February 4, 2026
Cascades hit the fan
No More Hidden Changes: How MySQL 9.6 Transforms Foreign Key Management
Every change now shows up in logs — fans cheer, skeptics say ‘just use MariaDB’
TLDR: MySQL 9.6 moves hidden foreign key actions into the main engine so every change is logged and replicates reliably. The community loves the fix but splits over trust: some cheer the cleaner data trail, others blast Oracle’s docs and point to GitHub silence while saying “just use MariaDB.”
MySQL just pulled a classic plot twist: in version 9.6, those “invisible” chain reactions when you delete or update rows (called foreign key cascades) are no longer happening in the basement. They’re now enforced by the main SQL engine so every change is logged, auditable, and replicates cleanly. Translation: fewer “ghost edits,” fewer headaches for backups, analytics, and Change Data Capture (CDC — tools that track every change).
Cue the crowd. The ops folks are hyped: one user says this finally fixes their clunky attempt to sync MySQL to DuckDB without a giant CDC setup.
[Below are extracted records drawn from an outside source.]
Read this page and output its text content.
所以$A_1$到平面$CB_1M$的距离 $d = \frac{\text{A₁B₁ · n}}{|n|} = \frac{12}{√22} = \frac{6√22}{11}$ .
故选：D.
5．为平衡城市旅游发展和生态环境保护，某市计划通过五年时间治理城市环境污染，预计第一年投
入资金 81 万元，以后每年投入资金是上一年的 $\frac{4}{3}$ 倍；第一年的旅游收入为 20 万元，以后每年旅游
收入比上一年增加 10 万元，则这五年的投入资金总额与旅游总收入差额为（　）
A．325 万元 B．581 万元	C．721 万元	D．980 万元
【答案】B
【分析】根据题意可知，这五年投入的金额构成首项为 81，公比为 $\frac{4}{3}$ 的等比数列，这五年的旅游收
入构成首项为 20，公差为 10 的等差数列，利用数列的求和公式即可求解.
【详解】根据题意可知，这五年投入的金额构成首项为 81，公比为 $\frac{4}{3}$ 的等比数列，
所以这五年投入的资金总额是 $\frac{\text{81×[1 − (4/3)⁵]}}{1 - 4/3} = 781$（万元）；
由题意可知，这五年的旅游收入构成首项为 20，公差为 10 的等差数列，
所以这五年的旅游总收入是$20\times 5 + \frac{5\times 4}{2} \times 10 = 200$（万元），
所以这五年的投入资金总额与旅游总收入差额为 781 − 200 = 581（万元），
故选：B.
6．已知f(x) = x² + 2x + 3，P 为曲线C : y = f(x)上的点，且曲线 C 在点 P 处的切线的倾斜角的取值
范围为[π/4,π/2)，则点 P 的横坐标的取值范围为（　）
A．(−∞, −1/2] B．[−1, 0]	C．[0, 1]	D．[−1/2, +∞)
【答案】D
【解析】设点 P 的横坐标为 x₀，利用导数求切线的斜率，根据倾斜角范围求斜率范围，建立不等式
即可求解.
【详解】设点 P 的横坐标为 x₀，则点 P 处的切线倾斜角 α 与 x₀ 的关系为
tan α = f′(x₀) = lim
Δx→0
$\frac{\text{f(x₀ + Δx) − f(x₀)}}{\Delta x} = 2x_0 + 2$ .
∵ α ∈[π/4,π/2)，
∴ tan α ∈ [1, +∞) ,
Veterans like sc68cal are on board, calling it a solid move and hoping other MySQL forks pick it up. But the drama? Oh, it’s Oracle-flavored. exabrial points to “0 commits in 2026” on GitHub and claims people are eyeing MariaDB or Postgres instead, while another commenter deadpans, “yeah but it’s Oracle. You want MariaDB now.” Others slam the thin documentation, saying two weeks after release the new setting is barely explained — not a great look for a big change.
MySQL insists performance is basically unchanged and behavior stays the same, which calms some nerves. But the mood is split: teams who live and die by clean logs are cheering, and the open‑source crowd is side‑eyeing Oracle’s stewardship. The meme of the day: “The binlog won’t ghost you anymore,” but some still ask, “Do we trust the landlord or start house‑hunting” link.
Key Points
- •MySQL 9.6 moves foreign key checks and cascades from InnoDB to the SQL engine.
- •Previously, cascaded child-row changes were invisible to the SQL layer and missing from binary logs under RBR.
- •The new approach makes all foreign key operations fully visible, auditable, and logged, improving replication and analytics.
- •Benchmarks show no observable performance regression; throughput and latency remain nearly identical to the InnoDB approach.
- •Implementation preserves InnoDB semantics for full backward compatibility; other engines continue their own enforcement.